When Gateways Beit T’Shuvah dedicates its brand new Mar Vista-area facility on Nov. 14, it will be celebrating a colossal move upward for its residential therapeutic community. The much-lauded recovery center will architecturally expand from 3,500 to 40,000 square feet. And it will be better equipped than ever before to cater to its clientele of Jewish criminal-offenders and addicts.

The brand new Goldrich, Kest and Breslow Gateways Beit T’Shuvah Campus consists of two adjacent buildings — male and female housing — as well as more office space, bathrooms, and a larger dining area.

Executive Director Harriet Rossetto thinks that the new campus — named after lead donors Jona Goldrich, Sol Kest and Warren Breslow — will make a dramatic difference in the way Beit T’Shuvah will offer assistance.

“I’m hoping now that with this attractive, comfortable facility to become the model for recovery locally and nationally,” she says.

The actual capital campaign to raise money to establish the new and improved House of Return took about a year and a half.

“But the idea for a Westside building was 10 years in the making,” says Rossetto, who told the Journal that the downtown Los Angeles environment surrounding the original Beit T’Shuvah locations was “not conducive to recovery.” The original male facility, a two-story Victorian structure near downtown Los Angeles, was established 13 years ago; its nearby sister counterpart about 4 years ago.
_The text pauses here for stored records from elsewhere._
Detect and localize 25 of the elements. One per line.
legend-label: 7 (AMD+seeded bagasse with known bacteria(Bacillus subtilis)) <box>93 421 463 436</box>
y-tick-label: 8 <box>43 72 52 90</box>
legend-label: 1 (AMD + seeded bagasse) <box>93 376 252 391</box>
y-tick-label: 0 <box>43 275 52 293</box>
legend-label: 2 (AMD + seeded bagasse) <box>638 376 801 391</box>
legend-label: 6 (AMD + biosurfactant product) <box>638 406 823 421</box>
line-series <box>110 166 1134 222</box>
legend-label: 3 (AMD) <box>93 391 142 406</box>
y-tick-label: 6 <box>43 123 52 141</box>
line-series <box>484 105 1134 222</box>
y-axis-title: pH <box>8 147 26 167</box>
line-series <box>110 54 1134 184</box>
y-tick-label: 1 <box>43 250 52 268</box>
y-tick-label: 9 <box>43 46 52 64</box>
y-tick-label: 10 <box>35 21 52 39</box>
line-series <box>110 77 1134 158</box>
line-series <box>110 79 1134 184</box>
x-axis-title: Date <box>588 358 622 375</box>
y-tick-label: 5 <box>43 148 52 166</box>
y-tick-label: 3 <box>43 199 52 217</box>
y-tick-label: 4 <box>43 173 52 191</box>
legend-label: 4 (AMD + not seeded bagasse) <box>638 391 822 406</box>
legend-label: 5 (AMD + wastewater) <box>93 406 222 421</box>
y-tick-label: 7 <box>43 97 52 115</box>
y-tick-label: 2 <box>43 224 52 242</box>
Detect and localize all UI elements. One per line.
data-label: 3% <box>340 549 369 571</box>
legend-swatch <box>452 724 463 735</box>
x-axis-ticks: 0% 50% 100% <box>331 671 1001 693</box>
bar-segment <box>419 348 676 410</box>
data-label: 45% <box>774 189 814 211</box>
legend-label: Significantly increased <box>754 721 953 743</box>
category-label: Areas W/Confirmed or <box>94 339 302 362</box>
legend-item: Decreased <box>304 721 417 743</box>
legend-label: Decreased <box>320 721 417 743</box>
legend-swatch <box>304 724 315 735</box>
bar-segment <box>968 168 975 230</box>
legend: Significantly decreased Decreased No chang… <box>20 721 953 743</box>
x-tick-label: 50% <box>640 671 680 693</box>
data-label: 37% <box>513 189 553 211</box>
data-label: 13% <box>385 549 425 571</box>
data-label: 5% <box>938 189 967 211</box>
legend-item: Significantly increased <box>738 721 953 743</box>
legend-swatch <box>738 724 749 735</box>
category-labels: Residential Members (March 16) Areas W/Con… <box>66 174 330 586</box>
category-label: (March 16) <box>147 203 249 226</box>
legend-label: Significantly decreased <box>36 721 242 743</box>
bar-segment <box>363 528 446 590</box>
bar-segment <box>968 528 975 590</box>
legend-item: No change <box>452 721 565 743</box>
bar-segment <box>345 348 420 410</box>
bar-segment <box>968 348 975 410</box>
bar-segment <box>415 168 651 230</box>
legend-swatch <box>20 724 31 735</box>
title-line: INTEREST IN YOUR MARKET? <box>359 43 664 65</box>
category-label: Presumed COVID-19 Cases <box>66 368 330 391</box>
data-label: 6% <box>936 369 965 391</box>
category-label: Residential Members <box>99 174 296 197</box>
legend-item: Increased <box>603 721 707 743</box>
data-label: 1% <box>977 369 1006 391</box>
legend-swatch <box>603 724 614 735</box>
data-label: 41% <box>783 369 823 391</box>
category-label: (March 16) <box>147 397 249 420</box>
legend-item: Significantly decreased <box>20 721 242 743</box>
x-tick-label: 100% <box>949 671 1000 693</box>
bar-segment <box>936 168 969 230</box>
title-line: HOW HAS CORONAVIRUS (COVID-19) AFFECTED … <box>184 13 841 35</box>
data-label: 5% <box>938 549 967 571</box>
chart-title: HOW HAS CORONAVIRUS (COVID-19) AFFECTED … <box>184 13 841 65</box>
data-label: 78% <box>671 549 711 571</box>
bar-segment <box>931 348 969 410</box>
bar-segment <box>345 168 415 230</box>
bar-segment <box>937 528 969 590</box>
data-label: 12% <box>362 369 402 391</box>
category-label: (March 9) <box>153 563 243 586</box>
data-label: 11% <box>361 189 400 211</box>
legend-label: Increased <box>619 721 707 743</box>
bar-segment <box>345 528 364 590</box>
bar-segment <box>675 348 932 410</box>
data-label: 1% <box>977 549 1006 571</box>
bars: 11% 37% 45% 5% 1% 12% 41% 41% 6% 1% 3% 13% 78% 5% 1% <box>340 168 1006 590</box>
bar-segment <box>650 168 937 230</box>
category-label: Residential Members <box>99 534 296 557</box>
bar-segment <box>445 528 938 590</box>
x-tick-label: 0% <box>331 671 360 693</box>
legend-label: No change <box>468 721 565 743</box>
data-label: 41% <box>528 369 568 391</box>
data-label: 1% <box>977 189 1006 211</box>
The director points out that the new campus, across from the landmark former Helms bakery on Venice Boulevard, will triple the present treatment population of 25 men and 12 women. She also says that the size of staff will gradually increase as well, once they have settled in.

In addition, the Beit T’Shuvah grounds boasts the Bess and Ben Maltz Memorial Sanctuary, which will provide program recipients with an onsite place of worship. The Sanctuary (which will also be dedicated next Sunday) will be presided over by Rabbi Mark Borovitz, who is Rossetto’s husband. After all, T’Shuvah — which roughly translates as “repentance, return and response” — is the key component of the institution’s name. And spiritual healing is a large part of overcoming vice and personal demons.

“Our challenge now is in the future will be to continue to raise the operating funds to keep the place going,” says Rossetto.